Título: Na Amazônia, cenário de Vidas Secas
Autor: Liège Albuquerque
Fonte: O Estado de São Paulo, 13/10/2005, Nacional, p. A10

O cenário das famílias tomando carona em um caminhão lembra o dos retirantes do Nordeste. Mas o filete de rio ao fundo dá pistas de que a paisagem desvirtuada fica no Amazonas.

Uma vez por semana, há cerca de 20 dias, a prefeitura de Manaquiri, a 65 quilômetros de Manaus, 'faz o que pode', segundo os moradores: aluga caminhões que percorrem cada uma das 35 comunidades do município, oferecendo à população carona até a zona central.

Com o pouco dinheiro que lhes resta, já que a agricultura e a pesca estão falidas, compram alimentos. E as crianças reclamam de dores de barriga.

'A gente não tem dinheiro para comprar água mineral, vem aqui em Manaquiri para comprar arroz e feijão, mas não tem como comprar água, que é muito cara. Acho que essa criançada toda vai adoecer', desabafa a aposentada Rosa da Silva Gomes, de 60 anos, 12 netos.

Na comunidade Limão, onde Rosa mora, a água límpida do igarapé transformou-se num fio de lama. E é essa água que vai para os filtros de barro.

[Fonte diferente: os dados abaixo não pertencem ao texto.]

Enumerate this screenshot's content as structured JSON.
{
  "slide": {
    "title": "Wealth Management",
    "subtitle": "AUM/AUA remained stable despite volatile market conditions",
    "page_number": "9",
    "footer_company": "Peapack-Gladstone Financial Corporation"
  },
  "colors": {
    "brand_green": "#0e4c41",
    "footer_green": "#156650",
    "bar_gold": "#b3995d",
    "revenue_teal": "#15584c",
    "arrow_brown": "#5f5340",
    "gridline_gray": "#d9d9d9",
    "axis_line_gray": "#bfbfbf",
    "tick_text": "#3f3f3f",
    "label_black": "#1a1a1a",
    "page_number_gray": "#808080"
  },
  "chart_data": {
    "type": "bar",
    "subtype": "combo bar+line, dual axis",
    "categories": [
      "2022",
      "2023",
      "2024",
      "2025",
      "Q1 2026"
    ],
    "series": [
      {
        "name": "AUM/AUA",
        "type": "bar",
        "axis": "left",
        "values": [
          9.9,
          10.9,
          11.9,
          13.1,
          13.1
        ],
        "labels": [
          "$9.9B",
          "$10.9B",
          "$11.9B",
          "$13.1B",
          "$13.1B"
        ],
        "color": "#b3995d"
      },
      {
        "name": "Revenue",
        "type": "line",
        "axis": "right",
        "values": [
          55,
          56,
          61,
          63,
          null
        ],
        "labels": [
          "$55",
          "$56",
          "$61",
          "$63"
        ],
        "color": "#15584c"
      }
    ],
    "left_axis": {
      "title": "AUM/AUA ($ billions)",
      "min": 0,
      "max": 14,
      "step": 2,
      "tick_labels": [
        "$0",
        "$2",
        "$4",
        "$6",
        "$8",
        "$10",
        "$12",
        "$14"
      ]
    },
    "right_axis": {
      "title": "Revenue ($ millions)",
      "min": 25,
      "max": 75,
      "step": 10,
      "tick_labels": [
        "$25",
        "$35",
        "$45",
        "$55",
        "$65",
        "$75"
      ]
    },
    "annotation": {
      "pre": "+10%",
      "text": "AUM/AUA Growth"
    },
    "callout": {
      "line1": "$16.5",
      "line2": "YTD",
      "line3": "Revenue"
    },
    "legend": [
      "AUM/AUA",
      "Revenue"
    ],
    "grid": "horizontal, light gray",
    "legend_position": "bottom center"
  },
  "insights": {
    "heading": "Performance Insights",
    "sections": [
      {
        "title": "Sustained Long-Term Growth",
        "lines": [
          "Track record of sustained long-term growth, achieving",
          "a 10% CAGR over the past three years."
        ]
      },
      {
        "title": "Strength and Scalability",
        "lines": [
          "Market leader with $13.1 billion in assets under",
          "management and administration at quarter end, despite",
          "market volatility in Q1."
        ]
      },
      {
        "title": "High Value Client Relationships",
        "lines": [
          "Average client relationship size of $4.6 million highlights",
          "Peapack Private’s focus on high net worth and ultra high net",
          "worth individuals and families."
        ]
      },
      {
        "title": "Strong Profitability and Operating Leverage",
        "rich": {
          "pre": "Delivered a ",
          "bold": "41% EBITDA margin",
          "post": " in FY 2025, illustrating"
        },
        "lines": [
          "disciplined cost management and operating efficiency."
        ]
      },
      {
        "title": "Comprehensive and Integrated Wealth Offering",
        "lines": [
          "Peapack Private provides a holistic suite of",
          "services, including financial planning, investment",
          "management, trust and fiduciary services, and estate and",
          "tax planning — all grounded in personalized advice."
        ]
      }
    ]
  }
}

A comunidade de 600 pessoas, a 12 quilômetros do centro de Manaquiri, em estrada de terra, com buracos e lamaçal, é um exemplo do quadro desolador hoje no Amazonas. Há, em todo o Estado, 167 mil pessoas isoladas, em 914 comunidades, nos 21 municípios mais castigados pela estiagem.

CALAMIDADE

Em Manaquiri, já chegou a notícia do estado de calamidade pública, sofrido na pele pelos 12 mil habitantes. Mas, até ontem, nenhum sinal de ajuda. Explicar que 'o fenômeno está ligado às queimadas e pode estar associado ao aquecimento da superfície do oceano Atlântico' é 'falar grego' para a população.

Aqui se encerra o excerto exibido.